Since early 2018, Hanoi’s consumers have been able to scan quick response (QR) codes to trace the origins of agricultural products sold at supermarkets and convenience stores. However, the impact of this change has been limited because producers find the system difficult to apply and consumers do not fully trust the codes' authenticity.
Hoa Binh Cooperative in Ha Dong district was one of the first cooperatives to use QR codes to identify their fruits and vegetables. But after just three months, the group stopped using the technology.

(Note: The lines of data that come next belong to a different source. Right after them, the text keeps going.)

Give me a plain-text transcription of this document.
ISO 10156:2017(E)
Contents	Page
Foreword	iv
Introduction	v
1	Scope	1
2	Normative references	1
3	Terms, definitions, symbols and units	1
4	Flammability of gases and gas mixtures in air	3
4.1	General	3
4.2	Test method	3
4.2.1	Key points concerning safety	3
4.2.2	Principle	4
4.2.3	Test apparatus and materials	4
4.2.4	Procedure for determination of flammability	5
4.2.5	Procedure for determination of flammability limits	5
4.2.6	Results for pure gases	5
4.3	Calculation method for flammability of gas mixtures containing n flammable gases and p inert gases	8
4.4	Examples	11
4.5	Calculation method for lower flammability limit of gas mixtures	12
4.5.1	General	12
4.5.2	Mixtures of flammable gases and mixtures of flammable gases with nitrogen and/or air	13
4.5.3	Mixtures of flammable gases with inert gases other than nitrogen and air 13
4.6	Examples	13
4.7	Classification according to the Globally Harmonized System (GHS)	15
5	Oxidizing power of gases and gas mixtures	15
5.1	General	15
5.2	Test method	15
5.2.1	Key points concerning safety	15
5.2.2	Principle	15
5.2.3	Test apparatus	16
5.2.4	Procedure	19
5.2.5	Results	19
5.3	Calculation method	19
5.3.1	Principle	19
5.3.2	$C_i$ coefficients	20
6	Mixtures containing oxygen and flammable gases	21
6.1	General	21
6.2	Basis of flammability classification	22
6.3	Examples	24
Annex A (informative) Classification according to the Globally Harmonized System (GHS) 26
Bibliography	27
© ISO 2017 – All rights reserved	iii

Trinh Van Vinh, the cooperative's director, told Kinh Te & Do Thi (Economic and Urban Affairs) newspaper that the technology requires farmers to keep track of information about their crops and cultivation and then enter it into the software system. Maintaining accurate information with the QR codes takes three to four times the usual efforts than just putting a normal stamp on the packaging to indicate a product's origins.
“After a short trial time, we realised that customers do not really care much about the technology," he said. "Only 1 or 2 out of 10 customers scan the codes so we decided to stop applying it."
Nguyen Tu Linh, a customer of PT Mart in the city's Ha Dong district, told the newspaper that it takes time to get out her smartphone and scan the codes: “Each product has many different stamps and codes with various shapes and sizes," she said. "I can’t distinguish which one is the most accurate."